Göktürk Hükümdarı Bilge Kağan, Göktürk yazıtlarındaki ölmez fikirleriyle karşımıza zamanını aşmış “bilge bir lider” olarak çıkmaktadır. O, Türk milleti için yakın ve uzak tehlikeleri yüksek kavrayış ve sezgi gücü ile birer birer tespit eder ve gösterir. Bunlar Türk töresinden, Türk yurdundan, Türk devletinden, Türk kağanından ve Türk kültüründen ayrılmak gibi toplumun dağılmasına ve yok olmasına sebep olacak büyük tehlikelerdir. Bilge Kağan’a göre, sebep ne olursa olsun, sonu felâketle sonuçlanacak bu büyük tehlikelerden daima kaçınmak gerekir. O, Göktürk yazıtlarında, özellikle başında bulunduğu topluma ve gelecek nesillere bu büyük tehlikeler hakkında bilgi verir ve uyarılarda bulunur. Bu uyarılar, onu ileri görüşlü, bilge bir devlet adamı olarak vasıflandırmak için kâfidir.
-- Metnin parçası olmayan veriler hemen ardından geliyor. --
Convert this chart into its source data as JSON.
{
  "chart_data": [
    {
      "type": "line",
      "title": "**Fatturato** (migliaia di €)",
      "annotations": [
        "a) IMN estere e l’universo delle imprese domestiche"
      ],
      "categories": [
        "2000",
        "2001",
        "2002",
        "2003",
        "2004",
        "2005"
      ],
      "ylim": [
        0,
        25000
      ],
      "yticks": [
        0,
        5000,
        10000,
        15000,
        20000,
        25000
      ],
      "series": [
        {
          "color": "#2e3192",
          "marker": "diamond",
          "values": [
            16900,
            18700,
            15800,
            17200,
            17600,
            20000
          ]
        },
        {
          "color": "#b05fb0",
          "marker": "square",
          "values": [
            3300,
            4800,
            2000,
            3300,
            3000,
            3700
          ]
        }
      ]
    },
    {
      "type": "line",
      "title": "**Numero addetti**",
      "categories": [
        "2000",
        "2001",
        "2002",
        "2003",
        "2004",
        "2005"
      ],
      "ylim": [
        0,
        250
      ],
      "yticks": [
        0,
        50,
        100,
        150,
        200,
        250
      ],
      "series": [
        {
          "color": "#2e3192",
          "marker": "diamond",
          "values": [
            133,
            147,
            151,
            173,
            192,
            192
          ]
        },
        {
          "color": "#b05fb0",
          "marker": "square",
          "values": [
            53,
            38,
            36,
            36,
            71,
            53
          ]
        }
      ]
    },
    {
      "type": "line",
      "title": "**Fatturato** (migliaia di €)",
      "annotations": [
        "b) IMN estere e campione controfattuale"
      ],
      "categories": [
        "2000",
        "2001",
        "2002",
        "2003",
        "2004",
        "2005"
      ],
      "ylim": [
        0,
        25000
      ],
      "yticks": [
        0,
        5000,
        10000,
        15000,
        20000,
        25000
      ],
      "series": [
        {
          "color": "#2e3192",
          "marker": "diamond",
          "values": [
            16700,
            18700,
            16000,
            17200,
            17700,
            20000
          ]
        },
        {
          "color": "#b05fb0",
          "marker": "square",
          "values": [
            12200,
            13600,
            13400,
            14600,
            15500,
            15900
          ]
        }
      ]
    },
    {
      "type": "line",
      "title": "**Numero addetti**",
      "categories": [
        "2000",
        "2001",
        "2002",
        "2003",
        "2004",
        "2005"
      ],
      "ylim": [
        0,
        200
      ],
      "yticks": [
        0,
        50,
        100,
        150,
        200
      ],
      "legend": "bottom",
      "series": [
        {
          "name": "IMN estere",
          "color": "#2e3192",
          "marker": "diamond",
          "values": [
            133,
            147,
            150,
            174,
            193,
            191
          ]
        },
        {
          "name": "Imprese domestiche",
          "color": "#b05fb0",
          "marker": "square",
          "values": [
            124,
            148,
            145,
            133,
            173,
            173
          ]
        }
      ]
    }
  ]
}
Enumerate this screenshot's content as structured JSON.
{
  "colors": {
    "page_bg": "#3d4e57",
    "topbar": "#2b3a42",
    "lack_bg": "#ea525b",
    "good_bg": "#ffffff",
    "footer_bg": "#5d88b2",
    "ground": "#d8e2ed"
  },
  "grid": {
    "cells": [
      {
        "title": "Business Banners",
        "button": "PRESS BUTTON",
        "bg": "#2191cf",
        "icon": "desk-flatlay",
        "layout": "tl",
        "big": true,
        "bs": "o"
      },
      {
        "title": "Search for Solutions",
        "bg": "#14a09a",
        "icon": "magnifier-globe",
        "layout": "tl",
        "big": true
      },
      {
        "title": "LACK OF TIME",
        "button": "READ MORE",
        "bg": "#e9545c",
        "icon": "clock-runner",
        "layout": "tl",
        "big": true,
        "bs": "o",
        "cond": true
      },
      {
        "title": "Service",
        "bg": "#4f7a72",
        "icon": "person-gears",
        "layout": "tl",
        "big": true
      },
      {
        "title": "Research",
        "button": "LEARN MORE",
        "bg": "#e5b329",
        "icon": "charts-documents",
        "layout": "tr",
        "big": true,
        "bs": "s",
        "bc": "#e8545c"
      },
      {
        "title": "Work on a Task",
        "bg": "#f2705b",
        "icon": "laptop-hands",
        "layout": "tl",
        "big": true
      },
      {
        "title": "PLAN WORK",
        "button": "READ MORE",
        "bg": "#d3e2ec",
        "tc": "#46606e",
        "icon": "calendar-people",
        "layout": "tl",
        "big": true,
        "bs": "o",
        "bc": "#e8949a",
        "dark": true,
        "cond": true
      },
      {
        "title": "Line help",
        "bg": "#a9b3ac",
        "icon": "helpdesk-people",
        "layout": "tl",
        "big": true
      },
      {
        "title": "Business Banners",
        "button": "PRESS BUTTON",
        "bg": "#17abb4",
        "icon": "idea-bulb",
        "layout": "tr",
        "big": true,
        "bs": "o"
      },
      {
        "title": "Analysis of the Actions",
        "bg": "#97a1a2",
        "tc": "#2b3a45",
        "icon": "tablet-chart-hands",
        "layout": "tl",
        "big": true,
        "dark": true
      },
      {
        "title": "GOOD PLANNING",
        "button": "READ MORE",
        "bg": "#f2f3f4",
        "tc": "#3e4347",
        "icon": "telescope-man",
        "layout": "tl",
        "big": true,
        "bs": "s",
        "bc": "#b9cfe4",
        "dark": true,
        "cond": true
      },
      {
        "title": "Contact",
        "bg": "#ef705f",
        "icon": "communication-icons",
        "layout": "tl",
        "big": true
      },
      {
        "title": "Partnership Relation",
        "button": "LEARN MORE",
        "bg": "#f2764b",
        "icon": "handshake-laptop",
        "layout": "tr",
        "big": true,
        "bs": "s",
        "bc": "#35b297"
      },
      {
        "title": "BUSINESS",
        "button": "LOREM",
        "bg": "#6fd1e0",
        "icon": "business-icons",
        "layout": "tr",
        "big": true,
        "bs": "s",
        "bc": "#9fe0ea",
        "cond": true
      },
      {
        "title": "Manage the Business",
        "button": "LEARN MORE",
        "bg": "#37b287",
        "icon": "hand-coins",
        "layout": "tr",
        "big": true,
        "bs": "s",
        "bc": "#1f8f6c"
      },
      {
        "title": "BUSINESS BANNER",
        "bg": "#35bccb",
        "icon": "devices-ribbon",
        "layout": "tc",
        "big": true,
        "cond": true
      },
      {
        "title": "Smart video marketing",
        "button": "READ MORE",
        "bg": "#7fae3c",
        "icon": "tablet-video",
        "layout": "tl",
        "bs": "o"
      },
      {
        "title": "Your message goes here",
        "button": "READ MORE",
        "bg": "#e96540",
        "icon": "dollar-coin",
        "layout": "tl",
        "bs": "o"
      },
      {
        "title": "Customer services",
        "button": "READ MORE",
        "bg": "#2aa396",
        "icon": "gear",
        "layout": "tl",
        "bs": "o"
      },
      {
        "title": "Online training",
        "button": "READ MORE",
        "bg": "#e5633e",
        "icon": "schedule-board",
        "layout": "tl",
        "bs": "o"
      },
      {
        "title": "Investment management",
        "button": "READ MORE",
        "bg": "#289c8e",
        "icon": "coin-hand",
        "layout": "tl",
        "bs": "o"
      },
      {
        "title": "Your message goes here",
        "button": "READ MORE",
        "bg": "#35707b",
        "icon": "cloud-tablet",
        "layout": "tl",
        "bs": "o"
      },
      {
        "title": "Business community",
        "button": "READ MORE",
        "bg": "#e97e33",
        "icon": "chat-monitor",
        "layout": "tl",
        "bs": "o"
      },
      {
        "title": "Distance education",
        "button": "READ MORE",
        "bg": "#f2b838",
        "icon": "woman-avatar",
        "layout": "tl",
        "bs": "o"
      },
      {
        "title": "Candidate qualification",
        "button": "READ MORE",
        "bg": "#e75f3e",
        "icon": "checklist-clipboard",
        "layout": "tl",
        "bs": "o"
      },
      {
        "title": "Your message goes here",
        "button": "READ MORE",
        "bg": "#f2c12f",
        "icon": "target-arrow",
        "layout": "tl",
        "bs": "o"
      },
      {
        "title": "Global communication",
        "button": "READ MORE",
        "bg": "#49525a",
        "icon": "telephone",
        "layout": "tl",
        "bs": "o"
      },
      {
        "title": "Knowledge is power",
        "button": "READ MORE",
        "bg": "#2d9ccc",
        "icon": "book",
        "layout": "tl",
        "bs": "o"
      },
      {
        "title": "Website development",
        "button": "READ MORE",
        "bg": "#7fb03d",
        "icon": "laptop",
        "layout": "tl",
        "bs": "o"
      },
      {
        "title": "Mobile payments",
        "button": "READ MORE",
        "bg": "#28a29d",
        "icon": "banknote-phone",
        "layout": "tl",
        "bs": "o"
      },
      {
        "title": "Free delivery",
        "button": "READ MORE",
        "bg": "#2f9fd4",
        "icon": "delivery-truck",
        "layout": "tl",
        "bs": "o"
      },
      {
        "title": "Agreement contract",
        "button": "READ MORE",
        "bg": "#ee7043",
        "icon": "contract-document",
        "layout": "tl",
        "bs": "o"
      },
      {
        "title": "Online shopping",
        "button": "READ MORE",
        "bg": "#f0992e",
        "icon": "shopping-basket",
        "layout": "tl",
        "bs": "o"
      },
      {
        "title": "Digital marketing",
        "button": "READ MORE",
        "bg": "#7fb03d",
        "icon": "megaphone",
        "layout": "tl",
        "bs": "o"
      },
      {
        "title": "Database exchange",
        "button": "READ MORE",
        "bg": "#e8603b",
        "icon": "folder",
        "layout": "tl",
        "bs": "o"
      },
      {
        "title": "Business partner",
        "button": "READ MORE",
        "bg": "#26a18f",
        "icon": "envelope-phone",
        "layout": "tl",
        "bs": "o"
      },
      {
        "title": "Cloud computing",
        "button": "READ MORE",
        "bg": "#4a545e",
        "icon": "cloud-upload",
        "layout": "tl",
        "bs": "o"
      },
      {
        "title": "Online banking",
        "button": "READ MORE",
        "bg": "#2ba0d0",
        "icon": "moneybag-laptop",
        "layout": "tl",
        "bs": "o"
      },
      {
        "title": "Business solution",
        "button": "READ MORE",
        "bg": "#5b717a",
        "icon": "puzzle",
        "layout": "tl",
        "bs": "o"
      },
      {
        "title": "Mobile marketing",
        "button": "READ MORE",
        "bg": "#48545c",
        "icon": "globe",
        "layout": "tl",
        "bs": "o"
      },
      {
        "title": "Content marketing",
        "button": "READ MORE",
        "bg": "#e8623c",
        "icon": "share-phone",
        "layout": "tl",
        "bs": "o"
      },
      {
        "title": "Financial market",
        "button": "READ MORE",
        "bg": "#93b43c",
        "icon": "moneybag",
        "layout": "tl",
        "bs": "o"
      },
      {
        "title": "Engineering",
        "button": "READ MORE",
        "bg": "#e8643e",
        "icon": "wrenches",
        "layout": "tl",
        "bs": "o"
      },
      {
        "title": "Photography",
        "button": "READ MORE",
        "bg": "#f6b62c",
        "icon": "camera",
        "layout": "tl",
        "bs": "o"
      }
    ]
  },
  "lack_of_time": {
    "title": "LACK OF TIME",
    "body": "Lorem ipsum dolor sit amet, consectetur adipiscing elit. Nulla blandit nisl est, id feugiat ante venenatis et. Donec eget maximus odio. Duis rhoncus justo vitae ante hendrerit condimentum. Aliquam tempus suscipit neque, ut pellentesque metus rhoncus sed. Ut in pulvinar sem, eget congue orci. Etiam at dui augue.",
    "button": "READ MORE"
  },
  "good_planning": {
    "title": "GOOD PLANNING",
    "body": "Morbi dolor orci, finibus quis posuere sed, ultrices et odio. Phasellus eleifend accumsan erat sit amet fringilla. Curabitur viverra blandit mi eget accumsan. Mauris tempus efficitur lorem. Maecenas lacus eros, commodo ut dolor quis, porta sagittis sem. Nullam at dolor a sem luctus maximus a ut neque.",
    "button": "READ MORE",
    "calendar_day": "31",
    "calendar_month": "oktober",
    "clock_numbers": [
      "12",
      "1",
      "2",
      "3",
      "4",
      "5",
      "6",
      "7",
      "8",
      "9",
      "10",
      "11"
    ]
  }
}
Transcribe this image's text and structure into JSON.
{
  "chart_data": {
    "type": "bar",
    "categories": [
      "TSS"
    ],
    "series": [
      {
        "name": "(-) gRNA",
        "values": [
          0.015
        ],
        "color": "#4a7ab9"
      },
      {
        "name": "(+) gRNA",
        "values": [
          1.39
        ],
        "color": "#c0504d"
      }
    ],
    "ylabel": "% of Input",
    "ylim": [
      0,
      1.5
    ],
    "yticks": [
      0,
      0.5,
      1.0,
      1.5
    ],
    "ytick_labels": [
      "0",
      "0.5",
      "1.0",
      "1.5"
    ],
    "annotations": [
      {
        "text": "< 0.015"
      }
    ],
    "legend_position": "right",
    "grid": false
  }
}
Göktürklerde sadece Bilge Kağan değil, devlet danışmanı (Aygucı) olan Ton Yukuk da bilge bir kişi idi. Gerçekten de o, son derece dikkatli bir gözlemci ve iyi bir düşünürdü. Akıllı, bilgili ve tecrübeli bir devlet adamı olarak asla hayallere kapılmıyordu. Bıkmak ve yılmak nedir bilmezdi. Umutsuzluktan umut çıkarmakta son derece yetenekliydi. Ona göre, devlet için en büyük tehlike yakın tehlike idi. Bunda dolayı önce yakın tehlikeler hedef alınmalı ve bu tehlikeler bertaraf edilmeliydi.

Ton Yukuk’un düşüncelerinin çoğu tecrübî bilgilere dayanmaktaydı. O, problemlerin büyümeden, dal budak salmadan daha kolay çözülebileceğine inanıyordu. Bundan dolayı Ton Yukuk, “Yufka olanın delinmesi kolay imiş, ince olanı kırmak kolay. Yufka kalın olsa delinmesi zor imiş. İnce yoğun olsa kırmak zor imiş” şeklindeki bir atasözünü kendi düşüncesinin ve faaliyetlerinin temel ilkesi yapmıştır.

C. Erdemli Olmak

Türk kağanının üçüncü önemli özelliği de, onun “erdemli” olmasıdır. “Erdem” (ertem),39 Türklük kadar eski kavramdır. Bu kavram yüksek ahlakî değerlerin ve üstün meziyetlerin toplamını ifade eder. Bu bakımdan erdem kavramı “cesaret, alplik ve bilge” gibi özellikleri de içine alır. Bunlardan cesaret ve kahramanlık, erdemin ilk ve en belirgin özelliğidir. Erdem kavramı sadece bu özellikleri değil, toplumu birlik ve dayanışma içinde tutan fedakarlık, bağlılık, dostluk, minnettarlık, vefa, samimiyet, mertlik, dürüstlük, cömertlik ve konukseverlik gibi meziyetleri de içine almaktaydı. Burada hemen belirtelim ki, diğer topluluklarda nadiren görülen bu yüksek insanî meziyetler, çok erken çağlarda Türk insanının şahsında doğmuş ve gelişmiştir. Daha doğrusu, bu meziyetler Türk insanın en belirgin karakter özellikleri olmuştur. Daha da önemlisi bu yüksek karakter özellikleri, Türkün manevî gücünü son derece artırmış ve ona tartışma götürmez bir üstünlük sağlamıştır. Yenisey bölgesindeki Altın göl yazıtında yer alan “Erdemli millet güçlü olur”40 sözü ile âdeta Türk milletinin bu niteliği belirtilmiştir. Zira, manevî gücü meydana getiren sayı çokluğu değil, üstün niteliklerdir.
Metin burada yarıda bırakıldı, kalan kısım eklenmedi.